Sewell is the son of William H. Sewell, a sociologist and the chancellor of the University of Wisconsin–Madison from 1967 to 1968.

Career

Sewell received his B.A. in history from the University of Wisconsin–Madison in 1962 and his Ph.D in history from the University of California, Berkeley in 1971. His dissertation was titled "The Structure of the Working Class of Marseille in the Middle of the Nineteenth Century," and his advisor was the historian Hans Rosenberg.
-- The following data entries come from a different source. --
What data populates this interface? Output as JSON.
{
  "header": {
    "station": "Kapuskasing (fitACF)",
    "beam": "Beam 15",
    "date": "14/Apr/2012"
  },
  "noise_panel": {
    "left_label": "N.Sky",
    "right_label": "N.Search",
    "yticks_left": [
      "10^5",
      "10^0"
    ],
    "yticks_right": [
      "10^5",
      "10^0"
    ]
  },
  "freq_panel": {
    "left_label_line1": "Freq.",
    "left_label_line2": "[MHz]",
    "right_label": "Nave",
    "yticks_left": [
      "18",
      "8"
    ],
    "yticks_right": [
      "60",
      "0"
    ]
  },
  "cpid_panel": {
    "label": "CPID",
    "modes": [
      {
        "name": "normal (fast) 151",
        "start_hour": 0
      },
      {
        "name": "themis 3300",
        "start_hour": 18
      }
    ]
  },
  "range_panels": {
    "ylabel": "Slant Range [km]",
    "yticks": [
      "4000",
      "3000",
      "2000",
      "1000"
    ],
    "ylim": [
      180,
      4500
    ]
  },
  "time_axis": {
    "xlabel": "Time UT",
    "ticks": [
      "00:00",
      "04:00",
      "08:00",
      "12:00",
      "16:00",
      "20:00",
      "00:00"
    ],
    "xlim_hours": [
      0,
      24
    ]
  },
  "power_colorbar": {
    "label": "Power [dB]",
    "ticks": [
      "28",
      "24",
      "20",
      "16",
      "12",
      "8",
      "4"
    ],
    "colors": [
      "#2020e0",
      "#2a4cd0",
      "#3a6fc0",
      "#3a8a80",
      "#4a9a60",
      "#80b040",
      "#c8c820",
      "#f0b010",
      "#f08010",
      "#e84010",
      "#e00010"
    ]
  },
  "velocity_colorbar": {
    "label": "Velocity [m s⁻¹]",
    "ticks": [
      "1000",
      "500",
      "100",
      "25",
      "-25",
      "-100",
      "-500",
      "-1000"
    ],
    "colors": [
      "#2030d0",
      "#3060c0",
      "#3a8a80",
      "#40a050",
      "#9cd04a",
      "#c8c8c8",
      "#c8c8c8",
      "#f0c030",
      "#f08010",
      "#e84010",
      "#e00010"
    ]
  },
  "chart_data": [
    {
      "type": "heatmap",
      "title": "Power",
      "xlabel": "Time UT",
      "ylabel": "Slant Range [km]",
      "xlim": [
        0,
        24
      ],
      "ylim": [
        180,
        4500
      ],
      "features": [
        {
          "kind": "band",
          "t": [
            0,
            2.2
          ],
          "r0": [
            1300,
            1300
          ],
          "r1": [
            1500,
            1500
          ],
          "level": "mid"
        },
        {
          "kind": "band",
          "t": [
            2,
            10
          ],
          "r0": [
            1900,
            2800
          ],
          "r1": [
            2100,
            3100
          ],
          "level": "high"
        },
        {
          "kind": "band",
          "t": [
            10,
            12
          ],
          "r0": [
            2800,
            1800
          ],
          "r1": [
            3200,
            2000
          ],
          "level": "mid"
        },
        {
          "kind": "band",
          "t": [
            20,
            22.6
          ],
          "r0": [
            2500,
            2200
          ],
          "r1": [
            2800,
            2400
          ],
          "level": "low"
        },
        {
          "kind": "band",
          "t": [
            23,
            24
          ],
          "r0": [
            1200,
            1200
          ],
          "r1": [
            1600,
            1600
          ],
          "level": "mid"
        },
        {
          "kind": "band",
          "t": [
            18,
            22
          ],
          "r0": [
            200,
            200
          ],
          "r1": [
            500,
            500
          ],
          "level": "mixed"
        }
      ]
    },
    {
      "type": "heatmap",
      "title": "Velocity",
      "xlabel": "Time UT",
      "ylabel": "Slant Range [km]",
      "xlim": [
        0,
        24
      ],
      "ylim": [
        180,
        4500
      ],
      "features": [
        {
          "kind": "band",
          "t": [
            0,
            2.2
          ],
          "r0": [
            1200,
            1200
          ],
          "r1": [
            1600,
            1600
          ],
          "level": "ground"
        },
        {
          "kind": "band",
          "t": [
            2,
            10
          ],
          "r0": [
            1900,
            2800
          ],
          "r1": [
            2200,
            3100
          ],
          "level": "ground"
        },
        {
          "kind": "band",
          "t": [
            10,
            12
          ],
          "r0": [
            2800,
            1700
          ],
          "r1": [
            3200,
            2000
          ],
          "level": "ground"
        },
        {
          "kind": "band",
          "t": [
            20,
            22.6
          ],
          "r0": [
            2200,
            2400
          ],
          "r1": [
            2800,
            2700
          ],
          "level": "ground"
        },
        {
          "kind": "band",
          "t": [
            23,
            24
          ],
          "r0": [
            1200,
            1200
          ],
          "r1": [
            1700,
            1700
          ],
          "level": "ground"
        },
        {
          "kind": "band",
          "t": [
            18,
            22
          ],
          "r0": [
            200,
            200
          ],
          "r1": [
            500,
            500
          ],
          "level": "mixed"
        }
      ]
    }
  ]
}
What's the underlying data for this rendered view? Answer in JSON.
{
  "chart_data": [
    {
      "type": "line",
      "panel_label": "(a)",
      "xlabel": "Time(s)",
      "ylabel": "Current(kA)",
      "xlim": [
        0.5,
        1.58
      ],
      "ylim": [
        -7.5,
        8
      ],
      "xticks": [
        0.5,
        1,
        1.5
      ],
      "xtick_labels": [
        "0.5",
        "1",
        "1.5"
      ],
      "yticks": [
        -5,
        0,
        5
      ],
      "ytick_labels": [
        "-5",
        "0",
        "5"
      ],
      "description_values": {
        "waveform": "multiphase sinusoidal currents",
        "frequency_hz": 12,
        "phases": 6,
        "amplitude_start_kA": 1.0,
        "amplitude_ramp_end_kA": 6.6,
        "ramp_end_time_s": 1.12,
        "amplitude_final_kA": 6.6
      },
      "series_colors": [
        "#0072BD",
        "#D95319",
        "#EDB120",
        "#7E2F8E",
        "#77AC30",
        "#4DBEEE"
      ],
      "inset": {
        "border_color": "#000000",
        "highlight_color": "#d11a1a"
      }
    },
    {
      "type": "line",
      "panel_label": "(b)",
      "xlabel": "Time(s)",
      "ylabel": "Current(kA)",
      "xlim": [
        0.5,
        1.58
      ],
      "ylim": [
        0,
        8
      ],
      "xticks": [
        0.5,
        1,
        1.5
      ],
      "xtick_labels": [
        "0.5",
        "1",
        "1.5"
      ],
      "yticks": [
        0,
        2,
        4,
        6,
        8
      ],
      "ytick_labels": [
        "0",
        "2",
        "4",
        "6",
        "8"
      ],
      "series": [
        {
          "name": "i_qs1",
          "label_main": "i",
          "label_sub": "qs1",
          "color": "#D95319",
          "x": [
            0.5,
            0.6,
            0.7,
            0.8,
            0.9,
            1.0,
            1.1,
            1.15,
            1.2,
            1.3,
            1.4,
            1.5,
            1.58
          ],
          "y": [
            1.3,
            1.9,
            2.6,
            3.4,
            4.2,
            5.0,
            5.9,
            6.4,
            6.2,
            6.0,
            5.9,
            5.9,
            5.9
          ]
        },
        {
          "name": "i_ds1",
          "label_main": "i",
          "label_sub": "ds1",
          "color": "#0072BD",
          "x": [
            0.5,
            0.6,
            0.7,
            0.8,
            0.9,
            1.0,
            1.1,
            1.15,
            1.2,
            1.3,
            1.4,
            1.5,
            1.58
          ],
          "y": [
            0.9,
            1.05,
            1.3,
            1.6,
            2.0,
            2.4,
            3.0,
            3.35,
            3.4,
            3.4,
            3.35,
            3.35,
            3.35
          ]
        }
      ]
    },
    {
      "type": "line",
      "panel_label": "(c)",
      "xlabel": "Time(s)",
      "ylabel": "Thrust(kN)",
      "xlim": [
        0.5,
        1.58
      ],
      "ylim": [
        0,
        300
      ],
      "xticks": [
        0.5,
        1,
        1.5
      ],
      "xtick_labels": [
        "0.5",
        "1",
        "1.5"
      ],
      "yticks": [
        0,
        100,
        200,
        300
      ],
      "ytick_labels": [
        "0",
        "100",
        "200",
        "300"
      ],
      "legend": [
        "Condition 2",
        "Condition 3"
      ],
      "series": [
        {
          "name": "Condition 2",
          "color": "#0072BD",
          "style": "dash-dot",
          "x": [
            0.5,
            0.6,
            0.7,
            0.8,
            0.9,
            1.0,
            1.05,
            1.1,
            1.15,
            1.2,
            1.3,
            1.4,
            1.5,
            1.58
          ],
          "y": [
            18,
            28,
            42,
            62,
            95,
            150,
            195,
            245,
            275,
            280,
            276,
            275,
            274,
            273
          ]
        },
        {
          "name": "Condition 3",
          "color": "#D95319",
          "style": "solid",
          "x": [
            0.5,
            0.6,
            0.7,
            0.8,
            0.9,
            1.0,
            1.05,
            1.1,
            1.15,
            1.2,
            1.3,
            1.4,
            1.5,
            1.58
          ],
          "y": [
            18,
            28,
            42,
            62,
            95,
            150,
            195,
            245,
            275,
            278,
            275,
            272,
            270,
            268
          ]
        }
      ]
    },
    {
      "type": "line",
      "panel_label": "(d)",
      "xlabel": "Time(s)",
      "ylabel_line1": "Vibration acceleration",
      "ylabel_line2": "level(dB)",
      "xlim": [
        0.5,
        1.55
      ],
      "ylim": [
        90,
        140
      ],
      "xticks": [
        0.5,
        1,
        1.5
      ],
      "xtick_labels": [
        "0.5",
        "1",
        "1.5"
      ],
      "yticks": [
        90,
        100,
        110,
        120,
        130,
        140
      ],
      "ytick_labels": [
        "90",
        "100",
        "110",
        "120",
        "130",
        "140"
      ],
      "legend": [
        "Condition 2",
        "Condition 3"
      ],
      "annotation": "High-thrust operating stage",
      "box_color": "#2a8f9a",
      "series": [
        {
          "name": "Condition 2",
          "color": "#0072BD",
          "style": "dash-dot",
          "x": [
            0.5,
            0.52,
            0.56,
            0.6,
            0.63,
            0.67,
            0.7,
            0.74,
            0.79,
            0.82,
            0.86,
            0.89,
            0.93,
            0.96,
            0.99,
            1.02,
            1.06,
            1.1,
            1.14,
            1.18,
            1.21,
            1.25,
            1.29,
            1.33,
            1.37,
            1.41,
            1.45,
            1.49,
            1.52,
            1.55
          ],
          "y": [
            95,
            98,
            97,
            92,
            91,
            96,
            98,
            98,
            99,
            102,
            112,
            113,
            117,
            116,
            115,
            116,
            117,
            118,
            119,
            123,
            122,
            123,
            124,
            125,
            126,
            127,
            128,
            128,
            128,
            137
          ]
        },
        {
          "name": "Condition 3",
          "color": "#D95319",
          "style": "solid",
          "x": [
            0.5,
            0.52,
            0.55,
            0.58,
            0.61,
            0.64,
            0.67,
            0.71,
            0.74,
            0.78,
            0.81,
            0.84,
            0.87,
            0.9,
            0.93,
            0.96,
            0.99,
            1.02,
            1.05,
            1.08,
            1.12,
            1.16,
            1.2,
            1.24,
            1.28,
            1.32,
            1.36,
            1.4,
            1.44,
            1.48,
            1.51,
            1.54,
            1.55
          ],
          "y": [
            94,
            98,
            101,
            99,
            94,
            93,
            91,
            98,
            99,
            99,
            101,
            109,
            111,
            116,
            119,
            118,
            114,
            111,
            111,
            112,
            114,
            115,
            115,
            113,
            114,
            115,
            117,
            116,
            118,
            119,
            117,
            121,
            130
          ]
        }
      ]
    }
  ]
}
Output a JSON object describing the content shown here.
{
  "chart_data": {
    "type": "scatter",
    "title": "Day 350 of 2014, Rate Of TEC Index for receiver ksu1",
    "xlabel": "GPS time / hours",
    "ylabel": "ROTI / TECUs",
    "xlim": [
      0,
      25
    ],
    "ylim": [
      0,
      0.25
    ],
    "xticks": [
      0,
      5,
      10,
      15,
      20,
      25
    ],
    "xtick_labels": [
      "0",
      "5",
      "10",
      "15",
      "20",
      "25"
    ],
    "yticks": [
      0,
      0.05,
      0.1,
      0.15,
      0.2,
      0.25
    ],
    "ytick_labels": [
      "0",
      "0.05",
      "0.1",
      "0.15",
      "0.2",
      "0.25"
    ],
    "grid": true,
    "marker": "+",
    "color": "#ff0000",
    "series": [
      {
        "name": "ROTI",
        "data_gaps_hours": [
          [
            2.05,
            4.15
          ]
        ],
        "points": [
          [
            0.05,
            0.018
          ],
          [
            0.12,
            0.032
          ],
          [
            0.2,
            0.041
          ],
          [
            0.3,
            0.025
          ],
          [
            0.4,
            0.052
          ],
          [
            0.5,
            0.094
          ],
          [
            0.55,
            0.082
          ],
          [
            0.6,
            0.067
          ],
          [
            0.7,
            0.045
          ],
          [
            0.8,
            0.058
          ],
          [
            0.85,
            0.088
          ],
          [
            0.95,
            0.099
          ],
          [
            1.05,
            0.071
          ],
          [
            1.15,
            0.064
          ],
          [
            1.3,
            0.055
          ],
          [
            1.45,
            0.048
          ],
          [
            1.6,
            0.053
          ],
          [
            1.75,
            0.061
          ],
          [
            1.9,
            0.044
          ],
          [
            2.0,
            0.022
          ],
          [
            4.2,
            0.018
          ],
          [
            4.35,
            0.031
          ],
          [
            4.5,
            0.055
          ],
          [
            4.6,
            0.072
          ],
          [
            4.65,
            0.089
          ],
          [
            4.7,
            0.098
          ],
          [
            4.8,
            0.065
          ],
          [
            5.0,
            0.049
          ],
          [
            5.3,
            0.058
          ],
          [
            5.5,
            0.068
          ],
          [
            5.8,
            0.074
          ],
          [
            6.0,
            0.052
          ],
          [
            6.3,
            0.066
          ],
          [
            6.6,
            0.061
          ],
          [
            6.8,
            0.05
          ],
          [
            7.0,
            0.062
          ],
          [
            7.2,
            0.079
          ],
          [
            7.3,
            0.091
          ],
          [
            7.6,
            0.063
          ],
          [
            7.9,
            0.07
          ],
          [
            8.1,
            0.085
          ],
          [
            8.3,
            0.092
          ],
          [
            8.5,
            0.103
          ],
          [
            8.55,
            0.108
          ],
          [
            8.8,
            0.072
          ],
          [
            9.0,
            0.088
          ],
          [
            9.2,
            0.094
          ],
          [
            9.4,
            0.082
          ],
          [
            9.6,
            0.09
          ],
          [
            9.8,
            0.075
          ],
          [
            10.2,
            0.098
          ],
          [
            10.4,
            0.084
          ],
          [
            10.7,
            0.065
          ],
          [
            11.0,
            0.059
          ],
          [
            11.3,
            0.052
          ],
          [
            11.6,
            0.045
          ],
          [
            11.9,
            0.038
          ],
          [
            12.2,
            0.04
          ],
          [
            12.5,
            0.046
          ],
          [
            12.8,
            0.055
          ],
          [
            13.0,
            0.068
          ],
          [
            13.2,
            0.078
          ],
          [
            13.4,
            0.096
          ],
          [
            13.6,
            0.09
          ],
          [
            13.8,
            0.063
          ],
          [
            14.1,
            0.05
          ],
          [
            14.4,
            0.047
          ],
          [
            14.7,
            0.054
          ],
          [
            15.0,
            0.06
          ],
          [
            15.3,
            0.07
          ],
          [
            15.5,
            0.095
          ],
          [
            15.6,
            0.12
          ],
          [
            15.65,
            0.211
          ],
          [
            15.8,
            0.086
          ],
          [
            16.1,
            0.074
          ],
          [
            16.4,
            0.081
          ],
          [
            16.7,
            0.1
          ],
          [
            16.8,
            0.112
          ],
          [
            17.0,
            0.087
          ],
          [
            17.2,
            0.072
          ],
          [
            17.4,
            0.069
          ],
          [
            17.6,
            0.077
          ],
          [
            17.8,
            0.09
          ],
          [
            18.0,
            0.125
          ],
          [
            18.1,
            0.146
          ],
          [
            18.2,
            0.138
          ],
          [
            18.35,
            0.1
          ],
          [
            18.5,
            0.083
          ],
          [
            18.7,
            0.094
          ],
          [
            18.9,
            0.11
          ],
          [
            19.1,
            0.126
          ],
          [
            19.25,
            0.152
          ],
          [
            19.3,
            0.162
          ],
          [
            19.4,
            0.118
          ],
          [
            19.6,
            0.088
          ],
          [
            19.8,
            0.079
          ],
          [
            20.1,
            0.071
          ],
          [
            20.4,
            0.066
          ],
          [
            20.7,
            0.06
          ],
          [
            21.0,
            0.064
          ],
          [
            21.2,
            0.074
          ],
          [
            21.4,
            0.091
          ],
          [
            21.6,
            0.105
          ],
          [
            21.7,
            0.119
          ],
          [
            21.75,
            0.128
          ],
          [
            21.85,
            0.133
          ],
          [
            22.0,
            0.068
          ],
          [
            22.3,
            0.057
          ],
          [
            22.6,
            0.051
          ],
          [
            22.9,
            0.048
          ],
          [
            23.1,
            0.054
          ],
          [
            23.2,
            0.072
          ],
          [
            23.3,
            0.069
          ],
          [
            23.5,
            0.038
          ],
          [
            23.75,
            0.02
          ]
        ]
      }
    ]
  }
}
He has made contributions in the areas of modern French labor, social, cultural and political history and social theory.

Selected publications

Books

  • Work and Revolution in France: The Language of Labor from the Old Regime to 1848 (Cambridge University Press, 1980).
  • Structure and Mobility: The Men and Women of Marseille, 1820-1870 (Cambridge University Press 1985).
  • A Rhetoric of Bourgeois Revolution: The Abbé Sieyes and "What Is the Third Estate?" (Duke University Press, 1994).
  • Silence and Voice in Contentious Politics (joint author) (Cambridge University Press, 2001).
  • Logics of History: Social Theory and Social Transformation. (University of Chicago Press, 2005).

Articles and chapters

  • "Etat, Corps and Ordre: Some Notes on the Social Vocabulary of the French Old Regime," in H. U. Wehler, ed., Sozialgeschichte Heute: Festschrift für Hans Rosenburg zum 70 Geburtstag (Göttingen, 1974), 49-68.
  • "Ideologies and Social Revolutions: Reflections on the French Case", Journal of Modern History 57 (March 1985): 57-85.
  • "Toward a Post-Materialist Rhetoric for Labor History," in Rethinking Labor History: Essays on Discourse and Class Analysis, ed. by Lenard R. Berlanstein (Urbana: University of Illinois Press, 1993), 15-38.
  • "The French Revolution and the Emergence of the Nation Form," in Michael Morrison and Melinda Zook eds., Revolutionary Currents: Transatlantic Ideology and Nationbuilding, 1688-1821 (Rowman and Littlefield, 2004), 91-125.